A final pertinent aspect of the design of Swift is that much of the Swift language is actually implemented in its standard library. "Builtin" types like Int and Bool are actually just structs defined in the standard library that wrap magic types and operations. As such, sometimes we joke that Swift is just "syntactic sugar for LLVM".

There is a lot more that is cool about Swift and a ton of content available online. If you are interested in learning more about general Swift programming concepts, here are a few links to get started:

One warning: Swift evolved rapidly in its early years, so you should be careful with anything before Swift 3 (released in 2016).

Why Swift for TensorFlow?

Swift for TensorFlow is a new way to develop machine learning models. It gives you the power of TensorFlow directly integrated into the Swift programming language. We believe that machine learning paradigms are so important that they deserve first-class language and compiler support.

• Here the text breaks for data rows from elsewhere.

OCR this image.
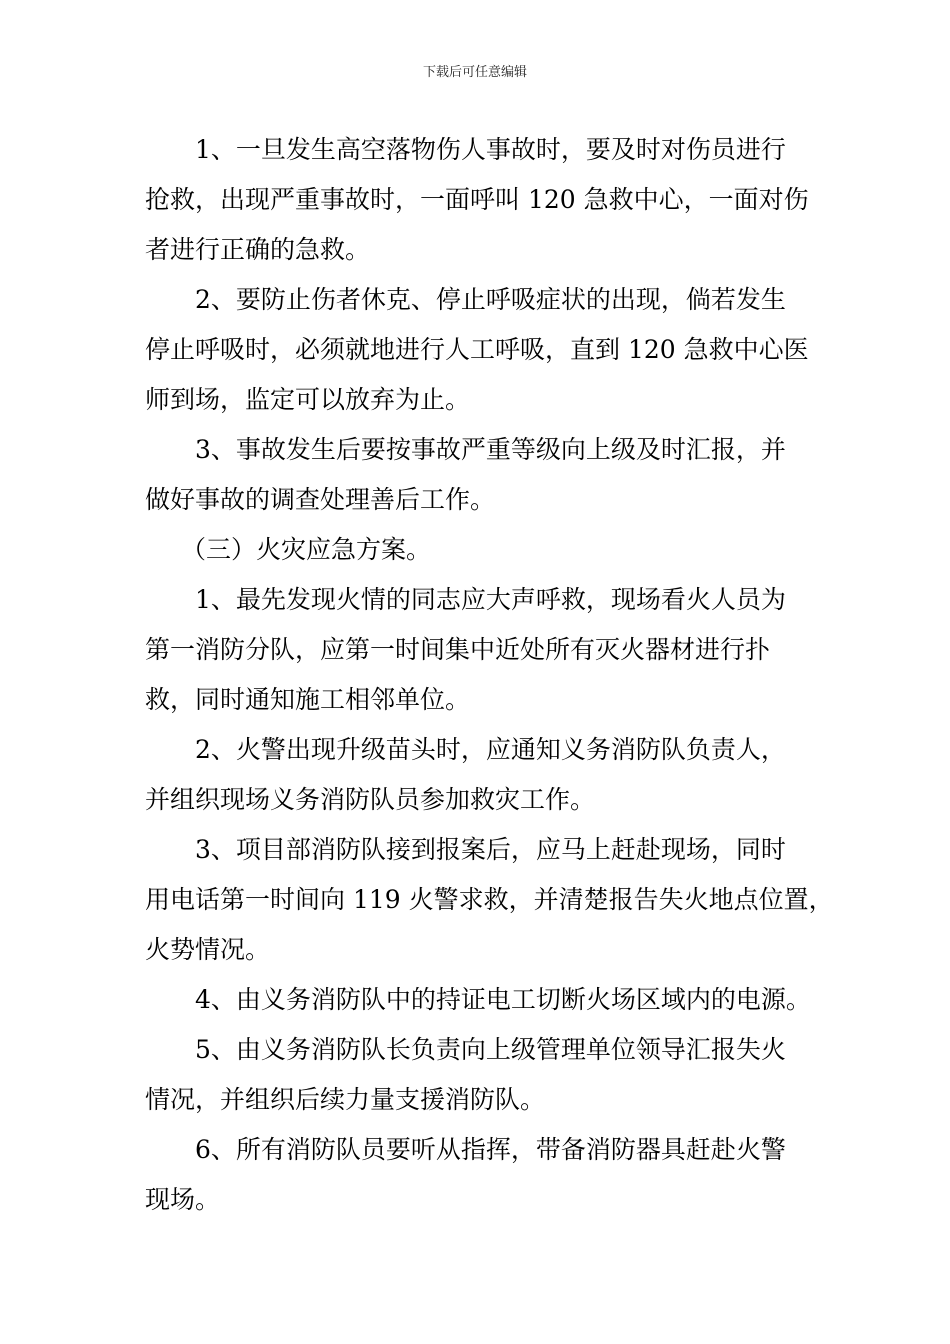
下载后可任意编辑

1、一旦发生高空落物伤人事故时，要及时对伤员进行
抢救，出现严重事故时，一面呼叫 120 急救中心，一面对伤
者进行正确的急救。

2、要防止伤者休克、停止呼吸症状的出现，倘若发生
停止呼吸时，必须就地进行人工呼吸，直到 120 急救中心医
师到场，监定可以放弃为止。

3、事故发生后要按事故严重等级向上级及时汇报，并
做好事故的调查处理善后工作。

（三）火灾应急方案。

1、最先发现火情的同志应大声呼救，现场看火人员为
第一消防分队，应第一时间集中近处所有灭火器材进行扑
救，同时通知施工相邻单位。

2、火警出现升级苗头时，应通知义务消防队负责人，
并组织现场义务消防队员参加救灾工作。

3、项目部消防队接到报案后，应马上赶赴现场，同时
用电话第一时间向 119 火警求救，并清楚报告失火地点位置，
火势情况。

4、由义务消防队中的持证电工切断火场区域内的电源。

5、由义务消防队长负责向上级管理单位领导汇报失火
情况，并组织后续力量支援消防队。

6、所有消防队员要听从指挥，带备消防器具赶赴火警
现场。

A fundamental primitive in machine learning is gradient-based optimization: computing function derivatives to optimize parameters. With Swift for TensorFlow, you can easily differentiate functions using differential operators like gradient(of:), or differentiate with respect to an entire model by calling method gradient(in:). These differentiation APIs are not just available for Tensor-related concepts—they are generalized for all types that conform to the Differentiable protocol, including Float, Double, SIMD vectors, and your own data structures.

// Custom differentiable type.
struct Model: Differentiable {
    var w: Float
    var b: Float
    func applied(to input: Float) -> Float {
        return w * input + b
    }
}

// Differentiate using `gradient(at:_:in:)`.
let model = Model(w: 4, b: 3)
let input: Float = 2
let (𝛁model, 𝛁input) = gradient(at: model, input) { model, input in
    model.applied(to: input)
}

print(𝛁model) // Model.TangentVector(w: 2.0, b: 1.0)
print(𝛁input) // 4.0

Beyond derivatives, the Swift for TensorFlow project comes with a sophisticated toolchain to make users more productive. You can run Swift interactively in a Jupyter notebook, and get helpful autocomplete suggestions to help you explore the massive API surface of a modern deep learning library. You can get started right in your browser in seconds!

Migrating to Swift for TensorFlow is really easy thanks to Swift's powerful Python integration. You can incrementally migrate your Python code over (or continue to use your favorite Python libraries), because you can easily call your favorite Python library with a familiar syntax:

import TensorFlow
import Python

let np = Python.import("numpy")

let array = np.arange(100).reshape(10, 10)  // Create a 10x10 numpy array.
let tensor = Tensor<Float>(numpy: array)  // Seamless integration!